There ain't no more "micro" in Microsoft.
Dec 12, 2010
7:38 AM EST
|> What was the last Micro$oft OS that would install in that or less?
I believe Windows 98 took up about that much disk space. The orirginal Windows 98, not Windows 98 SE.
I did some checking. Windows 95 came on 13 floppies, 12 of which were compressed. Assuming a 2:1 compression ration would put it at about 35 MB for a full install. The Windows 98 SE CD I have here is 632.8 MB, so while could possibly be made to fit in less that 500 MB, it would be a tight fit.
Dec 12, 2010
10:09 AM EST
|Well, that 430MB was Debian, keep that in mind, since Linux can be run in environments like Damn Small and other minimalistic systems that come in at less than 50MB.
The first Debian, concurrent with JD's Win95 above, was 16 floppy disks also, but that was the ENTIRE Debian distribution. I didn't know from "minimal" at the time.
But with a 125MB hard disk, I thought I had plenty of room. Hahahaha.
Dec 12, 2010
10:32 PM EST
|While the ISO of Damn Small Linux might be around 50 MB, I believe a "traditionally" installed system would take more space. I'm not sure about a "frugal" install, though.|
Feb 04, 2011
4:27 PM EST
|To update this thread for posterity,
Trinity has shown a few problems to me that I consider difficult enough to try to move on to Xfce.
Konqueror-Trinity has failed to authenticate ANY https certificates. I constantly have to "continue anyway" "forever" every time I go to a new site.
K3b-Trinity has not been fixed to correctly verify CDs and DVDs. This was a known problem leading up to KDE4, but was not fixed then due to the excuse we have all heard, "We're not going to bother, because we're not going to be supporting that code base going forward."

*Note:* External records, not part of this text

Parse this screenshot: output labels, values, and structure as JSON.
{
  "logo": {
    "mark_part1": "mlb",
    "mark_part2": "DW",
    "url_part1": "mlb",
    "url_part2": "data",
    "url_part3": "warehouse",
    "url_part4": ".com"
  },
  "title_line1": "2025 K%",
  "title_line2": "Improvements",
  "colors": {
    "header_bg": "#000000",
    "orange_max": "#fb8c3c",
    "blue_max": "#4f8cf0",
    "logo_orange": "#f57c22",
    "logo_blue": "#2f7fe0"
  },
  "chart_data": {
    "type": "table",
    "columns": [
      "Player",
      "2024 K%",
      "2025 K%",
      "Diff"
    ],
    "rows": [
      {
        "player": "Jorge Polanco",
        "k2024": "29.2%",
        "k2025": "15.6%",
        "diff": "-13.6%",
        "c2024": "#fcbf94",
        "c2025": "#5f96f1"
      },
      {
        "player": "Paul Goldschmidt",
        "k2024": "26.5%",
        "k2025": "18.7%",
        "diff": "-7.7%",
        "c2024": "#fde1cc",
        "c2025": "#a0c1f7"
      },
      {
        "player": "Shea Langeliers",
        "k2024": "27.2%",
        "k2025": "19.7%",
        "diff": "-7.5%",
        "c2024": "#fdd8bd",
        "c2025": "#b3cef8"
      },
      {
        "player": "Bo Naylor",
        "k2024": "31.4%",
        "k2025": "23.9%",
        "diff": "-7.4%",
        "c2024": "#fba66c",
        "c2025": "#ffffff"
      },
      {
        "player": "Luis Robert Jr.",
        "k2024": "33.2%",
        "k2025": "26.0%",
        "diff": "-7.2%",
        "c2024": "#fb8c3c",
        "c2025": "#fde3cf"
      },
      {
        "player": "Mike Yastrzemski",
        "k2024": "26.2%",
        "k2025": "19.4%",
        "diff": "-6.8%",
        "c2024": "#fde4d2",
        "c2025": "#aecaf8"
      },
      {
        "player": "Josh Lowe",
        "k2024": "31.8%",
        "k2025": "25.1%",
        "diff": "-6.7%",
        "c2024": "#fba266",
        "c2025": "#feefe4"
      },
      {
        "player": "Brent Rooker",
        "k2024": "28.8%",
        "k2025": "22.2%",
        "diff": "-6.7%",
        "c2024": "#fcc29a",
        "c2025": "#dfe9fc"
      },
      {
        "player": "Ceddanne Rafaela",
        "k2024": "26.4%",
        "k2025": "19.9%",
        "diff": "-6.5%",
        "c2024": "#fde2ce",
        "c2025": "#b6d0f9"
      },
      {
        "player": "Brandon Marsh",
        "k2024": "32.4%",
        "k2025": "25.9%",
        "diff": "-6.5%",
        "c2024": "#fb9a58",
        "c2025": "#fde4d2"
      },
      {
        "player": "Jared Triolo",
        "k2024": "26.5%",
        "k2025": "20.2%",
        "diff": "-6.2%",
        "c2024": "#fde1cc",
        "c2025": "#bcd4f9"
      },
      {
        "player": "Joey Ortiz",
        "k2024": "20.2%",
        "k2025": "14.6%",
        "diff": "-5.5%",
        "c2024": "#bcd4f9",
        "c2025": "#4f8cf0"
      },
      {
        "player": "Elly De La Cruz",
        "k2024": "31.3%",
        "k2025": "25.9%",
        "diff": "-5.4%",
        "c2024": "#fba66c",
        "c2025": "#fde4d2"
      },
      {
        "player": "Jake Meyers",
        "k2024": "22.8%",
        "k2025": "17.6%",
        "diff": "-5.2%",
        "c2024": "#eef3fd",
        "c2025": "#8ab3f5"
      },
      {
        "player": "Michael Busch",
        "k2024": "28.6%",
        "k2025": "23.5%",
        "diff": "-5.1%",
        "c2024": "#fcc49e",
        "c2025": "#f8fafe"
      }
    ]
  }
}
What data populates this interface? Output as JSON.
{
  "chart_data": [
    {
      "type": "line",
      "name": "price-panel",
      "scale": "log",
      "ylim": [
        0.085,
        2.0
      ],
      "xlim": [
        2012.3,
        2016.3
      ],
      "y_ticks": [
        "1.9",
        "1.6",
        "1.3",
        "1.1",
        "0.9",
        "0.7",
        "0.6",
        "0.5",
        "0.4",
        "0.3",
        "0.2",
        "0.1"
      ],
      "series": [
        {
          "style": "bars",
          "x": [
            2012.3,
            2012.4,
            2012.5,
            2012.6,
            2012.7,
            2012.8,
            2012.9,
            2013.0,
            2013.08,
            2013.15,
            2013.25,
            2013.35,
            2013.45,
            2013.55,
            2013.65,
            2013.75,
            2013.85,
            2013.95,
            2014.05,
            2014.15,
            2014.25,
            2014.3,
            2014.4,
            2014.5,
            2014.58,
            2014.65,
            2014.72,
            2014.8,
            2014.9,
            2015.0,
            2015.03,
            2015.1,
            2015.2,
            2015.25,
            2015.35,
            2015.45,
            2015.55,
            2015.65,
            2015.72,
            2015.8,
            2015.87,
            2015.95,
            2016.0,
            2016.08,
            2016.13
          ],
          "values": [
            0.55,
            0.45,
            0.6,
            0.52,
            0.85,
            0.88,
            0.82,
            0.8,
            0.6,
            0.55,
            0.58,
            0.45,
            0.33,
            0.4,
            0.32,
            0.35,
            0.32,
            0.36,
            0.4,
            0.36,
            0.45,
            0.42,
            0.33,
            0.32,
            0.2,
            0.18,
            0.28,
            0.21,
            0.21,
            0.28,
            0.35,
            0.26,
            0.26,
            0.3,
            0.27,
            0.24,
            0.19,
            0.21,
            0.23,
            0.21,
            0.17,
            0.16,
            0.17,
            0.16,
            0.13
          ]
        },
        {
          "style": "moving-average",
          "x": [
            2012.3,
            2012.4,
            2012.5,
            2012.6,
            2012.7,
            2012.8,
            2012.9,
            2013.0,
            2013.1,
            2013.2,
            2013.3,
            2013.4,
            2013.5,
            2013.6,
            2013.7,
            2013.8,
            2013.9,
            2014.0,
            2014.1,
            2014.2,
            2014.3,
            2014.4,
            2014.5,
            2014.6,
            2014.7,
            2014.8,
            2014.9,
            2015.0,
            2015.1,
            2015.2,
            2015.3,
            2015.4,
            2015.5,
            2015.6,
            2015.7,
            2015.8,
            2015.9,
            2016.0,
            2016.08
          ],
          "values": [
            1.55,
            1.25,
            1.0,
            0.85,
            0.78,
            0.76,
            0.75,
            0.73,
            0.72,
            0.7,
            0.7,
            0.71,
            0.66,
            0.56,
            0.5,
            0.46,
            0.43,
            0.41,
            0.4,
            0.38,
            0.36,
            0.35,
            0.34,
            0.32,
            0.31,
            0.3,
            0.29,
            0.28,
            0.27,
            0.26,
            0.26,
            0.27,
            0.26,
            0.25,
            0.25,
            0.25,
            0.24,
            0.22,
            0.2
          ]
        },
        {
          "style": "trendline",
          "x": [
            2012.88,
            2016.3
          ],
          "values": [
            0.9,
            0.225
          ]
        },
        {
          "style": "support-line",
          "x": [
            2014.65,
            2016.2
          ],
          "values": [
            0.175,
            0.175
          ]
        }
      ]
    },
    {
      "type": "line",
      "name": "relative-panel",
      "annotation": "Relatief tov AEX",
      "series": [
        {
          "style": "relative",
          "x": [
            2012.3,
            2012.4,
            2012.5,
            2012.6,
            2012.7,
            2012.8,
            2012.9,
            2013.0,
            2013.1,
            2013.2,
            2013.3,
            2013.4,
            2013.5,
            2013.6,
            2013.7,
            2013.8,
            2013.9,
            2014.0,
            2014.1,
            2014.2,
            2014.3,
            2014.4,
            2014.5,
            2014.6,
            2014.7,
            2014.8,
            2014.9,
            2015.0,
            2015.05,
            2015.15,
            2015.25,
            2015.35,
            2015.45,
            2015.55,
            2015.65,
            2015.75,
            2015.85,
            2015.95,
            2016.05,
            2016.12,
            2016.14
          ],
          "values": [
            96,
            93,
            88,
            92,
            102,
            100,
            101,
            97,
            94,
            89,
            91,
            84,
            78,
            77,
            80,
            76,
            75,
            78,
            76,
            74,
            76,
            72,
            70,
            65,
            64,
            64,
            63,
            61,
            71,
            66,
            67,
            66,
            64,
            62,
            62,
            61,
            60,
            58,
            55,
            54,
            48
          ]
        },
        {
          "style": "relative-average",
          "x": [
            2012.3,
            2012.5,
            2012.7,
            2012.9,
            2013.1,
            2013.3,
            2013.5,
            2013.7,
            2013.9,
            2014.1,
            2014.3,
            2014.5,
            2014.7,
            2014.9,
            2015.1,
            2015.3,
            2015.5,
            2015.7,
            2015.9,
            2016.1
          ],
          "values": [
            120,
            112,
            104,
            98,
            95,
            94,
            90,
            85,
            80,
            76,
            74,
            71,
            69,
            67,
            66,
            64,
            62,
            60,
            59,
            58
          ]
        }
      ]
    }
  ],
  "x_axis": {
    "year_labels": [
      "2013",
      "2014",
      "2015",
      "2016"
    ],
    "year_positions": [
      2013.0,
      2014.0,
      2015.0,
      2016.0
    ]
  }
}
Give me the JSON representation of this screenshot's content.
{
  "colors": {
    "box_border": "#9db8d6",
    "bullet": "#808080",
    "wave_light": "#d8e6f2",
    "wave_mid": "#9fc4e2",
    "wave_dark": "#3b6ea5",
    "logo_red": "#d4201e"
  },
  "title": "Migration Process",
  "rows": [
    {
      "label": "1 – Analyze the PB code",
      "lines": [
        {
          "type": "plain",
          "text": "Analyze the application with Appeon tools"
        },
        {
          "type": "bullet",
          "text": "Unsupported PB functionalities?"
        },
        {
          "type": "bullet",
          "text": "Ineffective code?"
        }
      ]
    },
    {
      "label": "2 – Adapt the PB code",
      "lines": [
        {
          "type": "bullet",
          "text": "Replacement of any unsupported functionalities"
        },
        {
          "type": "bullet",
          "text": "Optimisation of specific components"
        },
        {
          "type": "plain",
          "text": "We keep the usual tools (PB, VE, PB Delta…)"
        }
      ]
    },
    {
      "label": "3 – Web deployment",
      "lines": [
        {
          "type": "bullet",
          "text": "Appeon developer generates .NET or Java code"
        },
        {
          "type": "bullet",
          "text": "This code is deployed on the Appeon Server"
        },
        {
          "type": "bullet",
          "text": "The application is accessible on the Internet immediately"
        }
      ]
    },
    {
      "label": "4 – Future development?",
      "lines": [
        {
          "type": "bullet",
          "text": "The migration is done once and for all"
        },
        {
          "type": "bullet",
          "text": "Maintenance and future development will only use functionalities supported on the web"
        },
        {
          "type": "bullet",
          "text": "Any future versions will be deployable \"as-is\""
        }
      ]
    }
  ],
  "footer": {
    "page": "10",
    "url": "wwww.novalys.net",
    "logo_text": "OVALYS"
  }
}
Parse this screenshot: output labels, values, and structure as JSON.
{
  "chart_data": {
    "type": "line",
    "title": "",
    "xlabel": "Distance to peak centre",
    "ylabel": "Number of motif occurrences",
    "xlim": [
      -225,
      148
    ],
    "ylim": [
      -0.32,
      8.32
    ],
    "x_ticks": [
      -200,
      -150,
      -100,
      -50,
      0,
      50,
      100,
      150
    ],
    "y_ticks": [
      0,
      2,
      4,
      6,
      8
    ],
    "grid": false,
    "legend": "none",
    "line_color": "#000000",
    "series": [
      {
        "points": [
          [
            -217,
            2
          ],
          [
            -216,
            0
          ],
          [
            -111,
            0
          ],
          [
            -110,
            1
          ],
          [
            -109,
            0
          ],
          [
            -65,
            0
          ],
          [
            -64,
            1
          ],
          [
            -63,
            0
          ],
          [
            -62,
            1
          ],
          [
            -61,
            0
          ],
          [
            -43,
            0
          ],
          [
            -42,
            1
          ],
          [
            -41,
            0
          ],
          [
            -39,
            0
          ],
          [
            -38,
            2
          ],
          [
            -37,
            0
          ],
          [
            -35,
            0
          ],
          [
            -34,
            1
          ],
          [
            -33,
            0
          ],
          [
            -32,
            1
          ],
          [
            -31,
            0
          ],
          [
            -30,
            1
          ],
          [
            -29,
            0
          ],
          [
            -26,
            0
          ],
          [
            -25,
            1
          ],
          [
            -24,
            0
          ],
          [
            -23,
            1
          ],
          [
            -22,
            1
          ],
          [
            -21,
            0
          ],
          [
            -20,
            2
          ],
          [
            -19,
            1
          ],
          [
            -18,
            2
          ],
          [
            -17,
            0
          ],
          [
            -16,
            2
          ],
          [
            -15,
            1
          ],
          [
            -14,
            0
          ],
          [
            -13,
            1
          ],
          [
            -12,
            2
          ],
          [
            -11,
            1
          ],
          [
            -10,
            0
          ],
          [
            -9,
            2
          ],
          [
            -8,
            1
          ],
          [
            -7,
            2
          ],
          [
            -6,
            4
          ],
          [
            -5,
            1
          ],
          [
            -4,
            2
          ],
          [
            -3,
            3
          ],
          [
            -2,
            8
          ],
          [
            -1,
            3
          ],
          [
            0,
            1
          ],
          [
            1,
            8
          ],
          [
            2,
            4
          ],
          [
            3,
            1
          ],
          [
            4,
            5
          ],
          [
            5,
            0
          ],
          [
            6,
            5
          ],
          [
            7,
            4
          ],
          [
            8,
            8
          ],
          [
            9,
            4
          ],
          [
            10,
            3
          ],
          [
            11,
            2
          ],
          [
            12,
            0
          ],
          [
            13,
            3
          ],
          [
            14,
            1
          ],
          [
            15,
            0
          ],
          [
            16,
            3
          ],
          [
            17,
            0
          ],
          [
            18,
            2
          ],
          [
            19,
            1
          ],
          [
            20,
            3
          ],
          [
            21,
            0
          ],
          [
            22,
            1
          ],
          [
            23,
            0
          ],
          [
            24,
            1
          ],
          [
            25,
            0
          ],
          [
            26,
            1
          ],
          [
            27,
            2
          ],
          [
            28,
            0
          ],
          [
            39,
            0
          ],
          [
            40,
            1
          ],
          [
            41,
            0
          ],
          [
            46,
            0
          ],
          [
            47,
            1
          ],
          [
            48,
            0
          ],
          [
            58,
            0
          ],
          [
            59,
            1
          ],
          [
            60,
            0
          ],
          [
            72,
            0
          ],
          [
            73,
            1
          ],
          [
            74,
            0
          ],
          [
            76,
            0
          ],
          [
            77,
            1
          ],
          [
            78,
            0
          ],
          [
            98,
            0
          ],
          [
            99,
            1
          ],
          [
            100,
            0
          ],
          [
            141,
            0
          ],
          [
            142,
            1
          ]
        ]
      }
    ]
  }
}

Little things like that really inspire confidence.
Anyway, I've used K3b(KDE4) and I like it very much. Disk writing is something I do on a regular basis, so it matters to me that my chosen tool works well.
So here are the hurdles to abandoning KDE3/Trinity for me: Kmail, Kaddressbook, Kwalletmanager, Konqueror's bookmarks that I've acquired over the decade of use.
Claws-Mail can, and I've tested to make sure it does, import the Kmail mbox files just fine. And I don't mind going to directories full of individual emails rather than the single mbox files, both can be searched and compressed for backup just fine. The seamless GPG function in Kmail is not quite there, but the known problems with Kmail/Kaddressbook and the KDE4 "everything with a database behind it" give me great pause to consider Kmail to be workable going forward.
Konqueror's bookmarks are stored as XML files, which is annoying but not impossible to work through if that's what I end up having to do. At least it's plain text and not some kind of binary format trying to be "helpful".
I can still use Konqueror-4, even though I find it very frustrating that the favicons aren't being correctly used. Almost as if Konqueror-4 rejects any favicon that was stored by Konqueror-3, just out of spite.
And one thing I am looking forward to: clean menus. There are a number of entries in the KDE3/Trinity menus that are "cruft" from having the entire .kde directory restored from backups each time I've (re-) installed my system, in order to keep such things as the password wallets, bookmarks and GUI settings.
Anyway, this is kind of a sad thing for me to say, finally giving up my dream of continuing with KDE3 style into the future. Hopefully KDE4's Kaddressbook/Kwalletmanager will be reliable enough to work while I try to move them over to more generic and agnostic tools.